Religion is at its very sickest if it is all about me. Religion is at its very sickest when it is about being good and not about doing good. Religion is at is very sickest if it’s just piety without action, words without deeds, no love, no justice, no mercy.

But thanks be to God. He has given us the means of healing. Sick though we may be, He has given us the way to heal our hearts. For that same prophet, that thundering Jeremiah, also says to us, “The days are surely coming ... when I will make a new covenant .. I will put my law within them, and I will write it on their hearts ... for they all shall know me, from the least of them to the greatest ... I will forgive their iniquity and remember their sin no more.”

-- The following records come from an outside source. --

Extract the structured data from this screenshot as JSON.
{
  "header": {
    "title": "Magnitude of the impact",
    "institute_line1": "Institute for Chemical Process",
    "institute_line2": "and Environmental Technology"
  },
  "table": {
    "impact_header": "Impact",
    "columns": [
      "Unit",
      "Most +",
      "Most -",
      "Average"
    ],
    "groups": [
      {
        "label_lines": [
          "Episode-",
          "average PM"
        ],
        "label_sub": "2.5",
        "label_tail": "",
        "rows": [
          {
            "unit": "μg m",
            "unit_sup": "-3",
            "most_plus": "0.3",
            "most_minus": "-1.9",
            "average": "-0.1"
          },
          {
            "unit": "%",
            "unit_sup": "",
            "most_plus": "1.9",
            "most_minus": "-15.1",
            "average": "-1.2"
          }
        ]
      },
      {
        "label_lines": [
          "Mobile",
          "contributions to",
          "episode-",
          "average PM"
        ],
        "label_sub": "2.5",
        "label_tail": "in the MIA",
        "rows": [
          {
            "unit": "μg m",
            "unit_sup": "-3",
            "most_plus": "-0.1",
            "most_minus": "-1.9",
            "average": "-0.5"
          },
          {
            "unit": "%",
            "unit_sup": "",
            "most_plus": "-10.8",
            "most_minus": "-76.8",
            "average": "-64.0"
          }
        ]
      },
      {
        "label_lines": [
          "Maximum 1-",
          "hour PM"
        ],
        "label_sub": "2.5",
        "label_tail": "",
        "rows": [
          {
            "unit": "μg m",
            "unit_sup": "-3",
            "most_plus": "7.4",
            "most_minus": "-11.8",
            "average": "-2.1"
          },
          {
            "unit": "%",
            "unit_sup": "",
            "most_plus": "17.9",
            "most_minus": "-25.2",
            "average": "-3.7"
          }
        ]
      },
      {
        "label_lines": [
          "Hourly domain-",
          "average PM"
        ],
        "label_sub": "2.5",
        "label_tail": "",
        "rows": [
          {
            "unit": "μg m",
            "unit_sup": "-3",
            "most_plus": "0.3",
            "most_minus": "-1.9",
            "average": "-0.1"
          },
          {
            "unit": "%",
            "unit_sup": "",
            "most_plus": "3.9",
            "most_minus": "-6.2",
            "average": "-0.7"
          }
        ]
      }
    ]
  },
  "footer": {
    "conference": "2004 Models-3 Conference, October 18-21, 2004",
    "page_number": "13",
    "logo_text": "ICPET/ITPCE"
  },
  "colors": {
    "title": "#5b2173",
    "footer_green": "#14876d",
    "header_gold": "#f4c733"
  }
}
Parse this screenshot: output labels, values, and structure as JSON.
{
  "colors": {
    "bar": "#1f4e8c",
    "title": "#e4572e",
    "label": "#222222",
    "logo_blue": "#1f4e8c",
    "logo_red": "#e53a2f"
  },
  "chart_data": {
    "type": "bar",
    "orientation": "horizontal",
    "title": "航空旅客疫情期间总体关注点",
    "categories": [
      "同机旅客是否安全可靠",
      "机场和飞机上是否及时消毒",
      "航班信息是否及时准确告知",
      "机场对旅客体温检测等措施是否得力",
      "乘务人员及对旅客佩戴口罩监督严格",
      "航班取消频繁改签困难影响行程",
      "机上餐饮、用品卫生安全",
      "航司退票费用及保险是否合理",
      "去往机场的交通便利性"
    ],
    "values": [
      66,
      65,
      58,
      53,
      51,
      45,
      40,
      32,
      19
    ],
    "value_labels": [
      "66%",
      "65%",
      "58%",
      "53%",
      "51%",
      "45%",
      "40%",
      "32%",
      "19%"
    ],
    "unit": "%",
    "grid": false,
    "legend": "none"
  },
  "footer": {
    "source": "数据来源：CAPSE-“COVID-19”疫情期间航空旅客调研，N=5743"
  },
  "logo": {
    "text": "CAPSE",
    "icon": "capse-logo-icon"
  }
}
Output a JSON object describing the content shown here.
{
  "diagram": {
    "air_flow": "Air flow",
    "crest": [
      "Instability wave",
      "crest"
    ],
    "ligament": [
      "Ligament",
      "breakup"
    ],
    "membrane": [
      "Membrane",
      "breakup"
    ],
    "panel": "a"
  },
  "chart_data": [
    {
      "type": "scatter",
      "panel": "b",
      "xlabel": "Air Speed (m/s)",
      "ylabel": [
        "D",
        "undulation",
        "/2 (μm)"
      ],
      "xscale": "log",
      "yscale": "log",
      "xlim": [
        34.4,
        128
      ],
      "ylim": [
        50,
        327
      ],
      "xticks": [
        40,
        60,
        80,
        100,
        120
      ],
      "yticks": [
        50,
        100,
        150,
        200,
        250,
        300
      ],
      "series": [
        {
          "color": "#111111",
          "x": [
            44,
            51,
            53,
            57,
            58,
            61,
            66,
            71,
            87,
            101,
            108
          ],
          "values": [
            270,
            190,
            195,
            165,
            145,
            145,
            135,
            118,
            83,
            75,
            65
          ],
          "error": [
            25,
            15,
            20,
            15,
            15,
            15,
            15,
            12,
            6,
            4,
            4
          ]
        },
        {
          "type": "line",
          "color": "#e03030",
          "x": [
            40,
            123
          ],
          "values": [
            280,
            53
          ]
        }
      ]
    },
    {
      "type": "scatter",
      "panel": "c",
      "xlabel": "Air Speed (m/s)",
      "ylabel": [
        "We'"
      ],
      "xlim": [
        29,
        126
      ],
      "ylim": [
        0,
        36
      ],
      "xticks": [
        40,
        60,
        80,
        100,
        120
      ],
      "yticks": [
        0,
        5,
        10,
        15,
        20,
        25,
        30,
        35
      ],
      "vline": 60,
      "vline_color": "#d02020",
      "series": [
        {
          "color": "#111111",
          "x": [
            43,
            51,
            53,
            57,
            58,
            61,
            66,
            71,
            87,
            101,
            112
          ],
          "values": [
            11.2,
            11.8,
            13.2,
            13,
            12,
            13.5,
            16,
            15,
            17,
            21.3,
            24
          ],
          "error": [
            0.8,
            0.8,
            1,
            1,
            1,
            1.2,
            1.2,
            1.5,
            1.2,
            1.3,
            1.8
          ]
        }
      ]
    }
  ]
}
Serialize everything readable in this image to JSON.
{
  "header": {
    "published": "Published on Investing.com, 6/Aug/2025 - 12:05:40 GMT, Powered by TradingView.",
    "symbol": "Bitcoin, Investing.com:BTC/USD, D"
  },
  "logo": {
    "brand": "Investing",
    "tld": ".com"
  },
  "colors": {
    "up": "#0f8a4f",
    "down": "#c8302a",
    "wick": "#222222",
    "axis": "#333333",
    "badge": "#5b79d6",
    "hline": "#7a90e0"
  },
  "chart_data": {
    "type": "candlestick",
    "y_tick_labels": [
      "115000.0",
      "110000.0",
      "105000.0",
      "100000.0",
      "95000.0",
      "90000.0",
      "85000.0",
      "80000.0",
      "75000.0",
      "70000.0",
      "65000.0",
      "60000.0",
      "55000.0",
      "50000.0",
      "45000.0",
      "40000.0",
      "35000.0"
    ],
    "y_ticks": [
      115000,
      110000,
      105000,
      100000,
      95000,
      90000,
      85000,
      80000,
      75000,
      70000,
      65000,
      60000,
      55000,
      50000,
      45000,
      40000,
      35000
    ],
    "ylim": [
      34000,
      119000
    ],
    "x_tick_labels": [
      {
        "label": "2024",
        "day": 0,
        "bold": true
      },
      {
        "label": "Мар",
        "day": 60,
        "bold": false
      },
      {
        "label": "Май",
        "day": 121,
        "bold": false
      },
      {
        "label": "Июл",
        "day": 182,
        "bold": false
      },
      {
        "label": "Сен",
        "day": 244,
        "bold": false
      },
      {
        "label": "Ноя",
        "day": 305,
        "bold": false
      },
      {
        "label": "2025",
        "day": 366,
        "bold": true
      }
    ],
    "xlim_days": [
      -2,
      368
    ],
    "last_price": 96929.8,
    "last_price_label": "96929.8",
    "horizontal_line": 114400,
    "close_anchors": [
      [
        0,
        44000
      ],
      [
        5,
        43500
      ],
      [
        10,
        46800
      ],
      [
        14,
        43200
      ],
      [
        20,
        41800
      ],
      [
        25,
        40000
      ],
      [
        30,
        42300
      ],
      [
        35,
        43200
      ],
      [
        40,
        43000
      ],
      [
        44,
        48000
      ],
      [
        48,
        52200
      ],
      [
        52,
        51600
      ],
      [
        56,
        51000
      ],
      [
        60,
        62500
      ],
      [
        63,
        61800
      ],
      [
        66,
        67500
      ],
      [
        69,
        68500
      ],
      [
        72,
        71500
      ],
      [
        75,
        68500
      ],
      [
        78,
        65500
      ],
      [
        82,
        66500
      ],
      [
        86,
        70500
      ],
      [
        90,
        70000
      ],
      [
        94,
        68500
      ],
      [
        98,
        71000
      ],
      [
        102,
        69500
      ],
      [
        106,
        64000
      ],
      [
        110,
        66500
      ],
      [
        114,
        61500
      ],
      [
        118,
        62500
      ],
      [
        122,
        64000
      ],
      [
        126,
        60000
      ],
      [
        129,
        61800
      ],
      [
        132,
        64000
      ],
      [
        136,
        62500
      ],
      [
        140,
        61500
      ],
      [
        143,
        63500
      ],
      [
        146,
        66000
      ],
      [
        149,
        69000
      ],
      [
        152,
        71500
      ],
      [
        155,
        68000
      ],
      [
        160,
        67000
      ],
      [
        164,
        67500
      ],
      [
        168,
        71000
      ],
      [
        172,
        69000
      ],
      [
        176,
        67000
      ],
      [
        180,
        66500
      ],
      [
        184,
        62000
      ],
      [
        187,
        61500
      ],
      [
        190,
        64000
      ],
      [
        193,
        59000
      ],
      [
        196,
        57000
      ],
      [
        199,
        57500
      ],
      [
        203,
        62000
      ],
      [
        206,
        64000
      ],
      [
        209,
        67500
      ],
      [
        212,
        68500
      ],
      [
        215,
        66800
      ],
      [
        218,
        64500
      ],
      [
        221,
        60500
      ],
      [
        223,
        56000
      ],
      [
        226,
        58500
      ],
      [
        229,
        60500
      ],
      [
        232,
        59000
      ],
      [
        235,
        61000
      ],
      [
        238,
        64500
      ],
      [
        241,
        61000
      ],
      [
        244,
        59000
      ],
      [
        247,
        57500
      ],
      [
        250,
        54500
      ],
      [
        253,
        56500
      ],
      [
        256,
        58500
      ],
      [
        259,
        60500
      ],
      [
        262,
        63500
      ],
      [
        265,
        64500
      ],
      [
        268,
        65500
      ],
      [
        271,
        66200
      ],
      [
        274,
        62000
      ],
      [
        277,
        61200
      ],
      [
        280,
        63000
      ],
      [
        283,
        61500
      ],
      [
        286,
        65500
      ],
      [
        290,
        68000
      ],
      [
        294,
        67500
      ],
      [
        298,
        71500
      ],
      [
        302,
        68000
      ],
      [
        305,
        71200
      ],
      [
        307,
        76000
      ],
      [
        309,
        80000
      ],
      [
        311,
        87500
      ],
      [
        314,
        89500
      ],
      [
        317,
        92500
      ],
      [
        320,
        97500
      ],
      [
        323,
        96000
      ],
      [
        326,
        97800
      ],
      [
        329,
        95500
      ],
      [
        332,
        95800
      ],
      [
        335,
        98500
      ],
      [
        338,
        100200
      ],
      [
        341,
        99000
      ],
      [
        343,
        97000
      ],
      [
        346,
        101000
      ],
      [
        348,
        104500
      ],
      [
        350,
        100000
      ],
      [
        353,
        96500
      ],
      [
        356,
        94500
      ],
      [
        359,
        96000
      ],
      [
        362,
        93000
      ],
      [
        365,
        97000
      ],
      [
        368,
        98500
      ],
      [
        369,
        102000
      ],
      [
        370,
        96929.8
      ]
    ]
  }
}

You see, the real issue is not religion. The real issue is knowing God. The real issue is not what church you’re in or who your pastor is or what ritual you go through. The real issues is Jesus Christ, and Him crucified, and where you stand with Him.

Thanks be to God, who wants to heal the sickness of the human heart, even the sickness of religion. Thanks be to God, who in Christ Jesus has come as the Word made flesh, to show us health and wholeness, life and love. Thanks be to God, who in Christ Jesus is able to write his law on our hearts, so that it’s real, it’s ours, it’s personal, it’s first hand.

Thanks be to God, who instead of a system only gives us a person, Jesus Christ, whom we may know for ourselves. No system delivers Him; He is one you must know on your own. Just because a cat is born in a garage doesn’t mean it’s a Cadillac. It’s not where you go to church, but it’s whether you deal with Jesus Christ every day.

Thanks be to God, who instead of salvation only gives us a model of life, Jesus Christ, who touches every facet of life with His power. It’s not hanging your soul out to dry that He’s after; it’s redeeming every bit of your life, all of it.

Thanks be to God, who instead of self only offers us Jesus Christ, whose love encompasses all humanity, whose arms embrace all needs, and who is able to heal our hurting hearts. It’s not what you don’t do; it’s what you do do and for whom you do it. It’s whether love is the theme, love reigns supreme, whether the love of Christ constrains us.

Thanks be to God for His inexhaustible gift: oh, do you know Jesus Christ, who heals all your diseases, who redeems your life from destruction, who crowns you with lovingkindness and tender mercies? Do you know the one who is able to heal our hearts, even those infected with the sickness of religion?